Nel Tempio per la strada (Lc 24, 46-53)

Ascensione del Signore – Tempo di Pasqua – Anno C

La solennità dell’Ascensione ci invita a recuperare il dinamismo della Chiesa delle origini: stare sempre nel Tempio e andare per le strade.

Letture: Atti 1, 1-11; Sal 46; Eb 9,24-28; 10,19-23; Lc 24, 46-53

Una nube (segno della presenza di Dio) sottrae agli occhi dei discepoli Gesù, che ha appena promesso loro la forza dello Spirito Santo per essere suoi “testimoni a Gerusalemme, in tutta la Giudea e la Samarìa e fino ai confini della terra”. Rimasti in adorazione, vengono stimolati da due uomini in bianche vesti a smettere di guardare in cielo. Allora tornano “Gerusalemme con grande gioia; e stavano sempre nel tempio lodando Dio”.

La grande gioia con cui i discepoli tornano a Gerusalemme indica che avevano capito, per lo meno intuito che il distacco di Gesù non era un abbandono, ma la condizione per rimanere accanto a loro. Infatti, se non fosse salito il cielo, Gesù non avrebbe potuto accompagnarli sulle strade del mondo per predicare a tutti i popoli la conversione e il perdono dei peccati, perché, impigliato nel tempo e nello spazio, sarebbe stato soltanto un bel ricordo. Adesso, invece, Gesù potrà essere vicino ai suoi “tutti i giorni, fino alla fine del mondo” (Mt 28,20).

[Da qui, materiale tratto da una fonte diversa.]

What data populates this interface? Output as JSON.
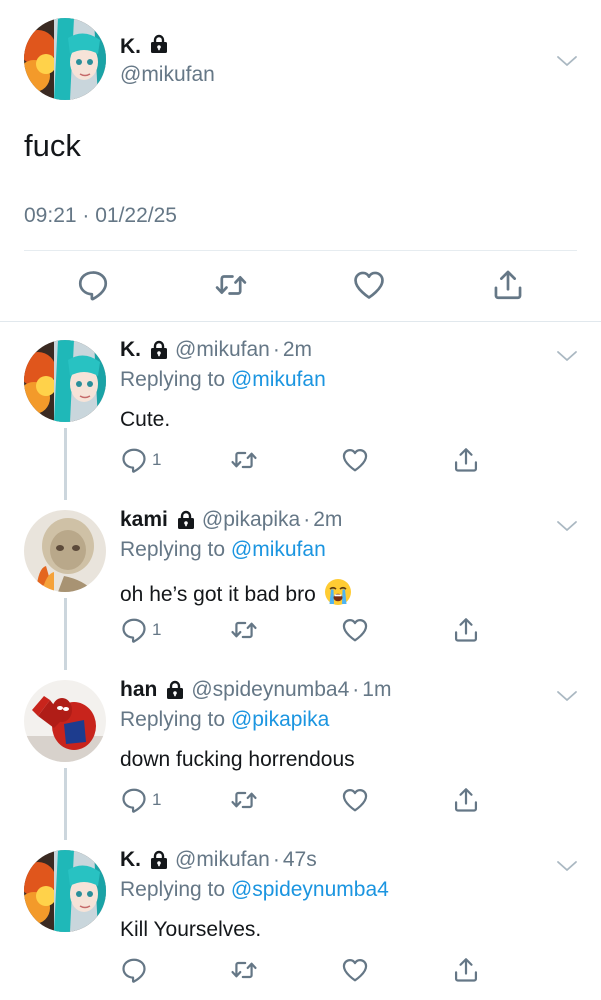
{
  "main_tweet": {
    "name": "K.",
    "handle": "@mikufan",
    "text": "fuck",
    "timestamp": "09:21 · 01/22/25"
  },
  "replies": [
    {
      "name": "K.",
      "handle": "@mikufan",
      "dot": "·",
      "age": "2m",
      "replying_prefix": "Replying to ",
      "replying_to": "@mikufan",
      "text": "Cute.",
      "emoji": "",
      "reply_count": "1",
      "avatar": "miku"
    },
    {
      "name": "kami",
      "handle": "@pikapika",
      "dot": "·",
      "age": "2m",
      "replying_prefix": "Replying to ",
      "replying_to": "@mikufan",
      "text": "oh he’s got it bad bro",
      "emoji": "loudly-crying-face",
      "reply_count": "1",
      "avatar": "pale-figure"
    },
    {
      "name": "han",
      "handle": "@spideynumba4",
      "dot": "·",
      "age": "1m",
      "replying_prefix": "Replying to ",
      "replying_to": "@pikapika",
      "text": "down fucking horrendous",
      "emoji": "",
      "reply_count": "1",
      "avatar": "spiderman"
    },
    {
      "name": "K.",
      "handle": "@mikufan",
      "dot": "·",
      "age": "47s",
      "replying_prefix": "Replying to ",
      "replying_to": "@spideynumba4",
      "text": "Kill Yourselves.",
      "emoji": "",
      "reply_count": "",
      "avatar": "miku"
    }
  ],
  "colors": {
    "link": "#1b95e0",
    "secondary_text": "#657786",
    "primary_text": "#14171a",
    "divider": "#e6ecf0"
  },
  "icons": [
    "lock-icon",
    "chevron-down-icon",
    "reply-icon",
    "retweet-icon",
    "like-icon",
    "share-icon"
  ]
}
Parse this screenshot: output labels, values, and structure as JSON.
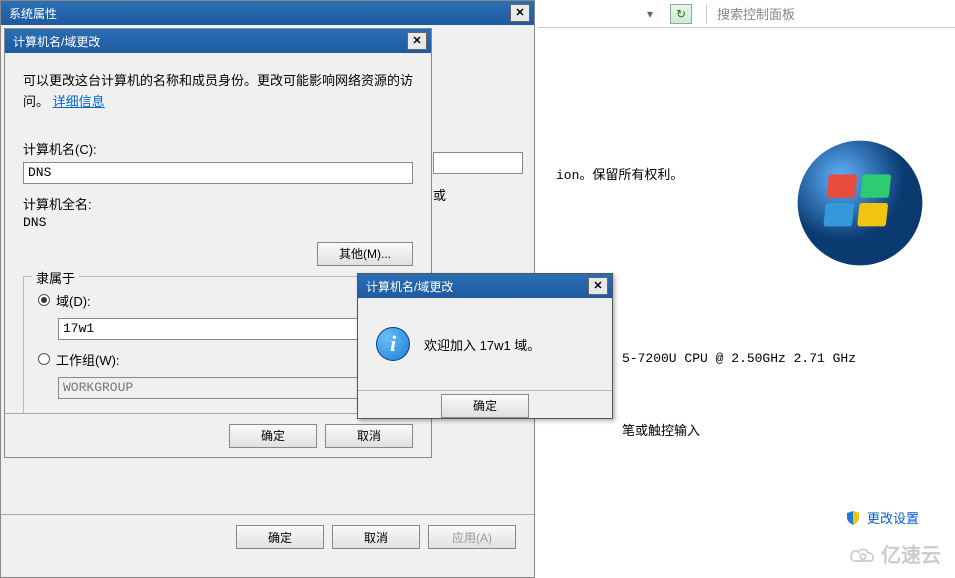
{
  "sysprops": {
    "title": "系统属性",
    "ok": "确定",
    "cancel": "取消",
    "apply": "应用(A)"
  },
  "rename": {
    "title": "计算机名/域更改",
    "desc_prefix": "可以更改这台计算机的名称和成员身份。更改可能影响网络资源的访问。",
    "desc_link": "详细信息",
    "name_label": "计算机名(C):",
    "name_value": "DNS",
    "fullname_label": "计算机全名:",
    "fullname_value": "DNS",
    "other_btn": "其他(M)...",
    "member_legend": "隶属于",
    "domain_label": "域(D):",
    "domain_value": "17w1",
    "workgroup_label": "工作组(W):",
    "workgroup_value": "WORKGROUP",
    "ok": "确定",
    "cancel": "取消",
    "hidden_or": "或"
  },
  "msgbox": {
    "title": "计算机名/域更改",
    "text": "欢迎加入 17w1 域。",
    "ok": "确定",
    "icon": "info-icon"
  },
  "panel": {
    "search_placeholder": "搜索控制面板",
    "rights_suffix": "ion。保留所有权利。",
    "cpu": "5-7200U CPU @ 2.50GHz   2.71 GHz",
    "touch": "笔或触控输入",
    "change_settings": "更改设置",
    "refresh_icon": "refresh-icon",
    "nav_icon": "chevron-down-icon"
  },
  "watermark": "亿速云"
}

Tornati a Gerusalemme, i discepoli “stavano sempre nel tempio lodando Dio” per attendere di essere “battezzati in Spirito Santo” e di essere rivestiti “di potenza dall’alto”, come accadrà nel giorno di Pentecoste. Subito dopo, essi sciamarono sulle strade del mondo per essere testimoni “a Gerusalemme, in tutta la Giudea e la Samarìa e fino ai confini della terra”, per preparare il suo ritorno.

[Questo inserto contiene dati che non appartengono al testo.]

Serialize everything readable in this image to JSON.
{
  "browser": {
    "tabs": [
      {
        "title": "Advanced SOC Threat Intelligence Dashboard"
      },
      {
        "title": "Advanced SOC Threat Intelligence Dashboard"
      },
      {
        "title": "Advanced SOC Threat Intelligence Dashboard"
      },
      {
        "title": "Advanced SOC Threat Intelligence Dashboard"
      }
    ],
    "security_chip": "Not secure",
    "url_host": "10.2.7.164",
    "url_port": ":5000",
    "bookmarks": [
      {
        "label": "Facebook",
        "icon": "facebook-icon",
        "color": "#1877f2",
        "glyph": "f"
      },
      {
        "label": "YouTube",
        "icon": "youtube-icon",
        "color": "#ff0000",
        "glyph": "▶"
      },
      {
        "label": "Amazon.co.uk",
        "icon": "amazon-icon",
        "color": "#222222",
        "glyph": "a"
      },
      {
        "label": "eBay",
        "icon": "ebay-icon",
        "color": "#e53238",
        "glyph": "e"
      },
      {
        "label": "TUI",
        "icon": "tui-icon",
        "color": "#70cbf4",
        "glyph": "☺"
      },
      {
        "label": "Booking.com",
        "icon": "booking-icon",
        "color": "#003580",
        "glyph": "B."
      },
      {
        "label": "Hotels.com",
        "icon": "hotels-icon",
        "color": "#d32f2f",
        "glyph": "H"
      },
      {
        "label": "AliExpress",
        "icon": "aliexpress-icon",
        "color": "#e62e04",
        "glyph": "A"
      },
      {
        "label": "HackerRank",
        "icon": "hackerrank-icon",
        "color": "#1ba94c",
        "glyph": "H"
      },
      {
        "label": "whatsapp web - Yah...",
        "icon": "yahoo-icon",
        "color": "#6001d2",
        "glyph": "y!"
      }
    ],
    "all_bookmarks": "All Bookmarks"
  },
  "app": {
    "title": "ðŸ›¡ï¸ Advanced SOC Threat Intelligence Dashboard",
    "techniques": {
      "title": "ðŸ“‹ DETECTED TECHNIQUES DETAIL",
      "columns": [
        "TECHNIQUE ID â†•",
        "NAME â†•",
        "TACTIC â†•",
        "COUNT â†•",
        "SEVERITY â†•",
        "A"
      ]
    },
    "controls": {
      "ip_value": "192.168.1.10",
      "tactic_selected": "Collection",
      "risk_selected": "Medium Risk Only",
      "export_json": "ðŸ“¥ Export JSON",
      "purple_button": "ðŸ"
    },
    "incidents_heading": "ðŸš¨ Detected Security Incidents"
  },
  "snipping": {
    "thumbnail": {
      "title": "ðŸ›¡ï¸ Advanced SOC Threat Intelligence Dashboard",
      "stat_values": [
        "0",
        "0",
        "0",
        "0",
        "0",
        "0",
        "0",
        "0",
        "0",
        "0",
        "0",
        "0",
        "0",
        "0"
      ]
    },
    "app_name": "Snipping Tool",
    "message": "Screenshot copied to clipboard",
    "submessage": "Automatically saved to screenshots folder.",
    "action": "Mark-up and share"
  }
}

Noi cristiani di oggi dobbiamo urgentemente rientrare in questo dinamismo: stare sempre nel tempio, e andare per le strade.
Stare nel tempio,
per essere rivestiti di potenza dall’alto, per rifornirci del dono dello Spirito senza il quale non possiamo mantenere, “senza vacillare la professione della nostra speranza”. Sarebbe bello rimanere sempre nel tempio, con gli occhi fissi verso il cielo in adorazione di Gesù che si stacca dalla terra, lontani dalle contraddizioni, dalle pesantezze e anche dalle brutture della nostra vita quotidiana. Sarebbe bello, ma sbagliato, come purtroppo dimostra la situazione del nostro essere cristiani oggi, caratterizzata dalla consapevolezza molto debole e quasi inesistente di dovere andare per predicare a tutti i popoli le conversione e il perdono dei peccati.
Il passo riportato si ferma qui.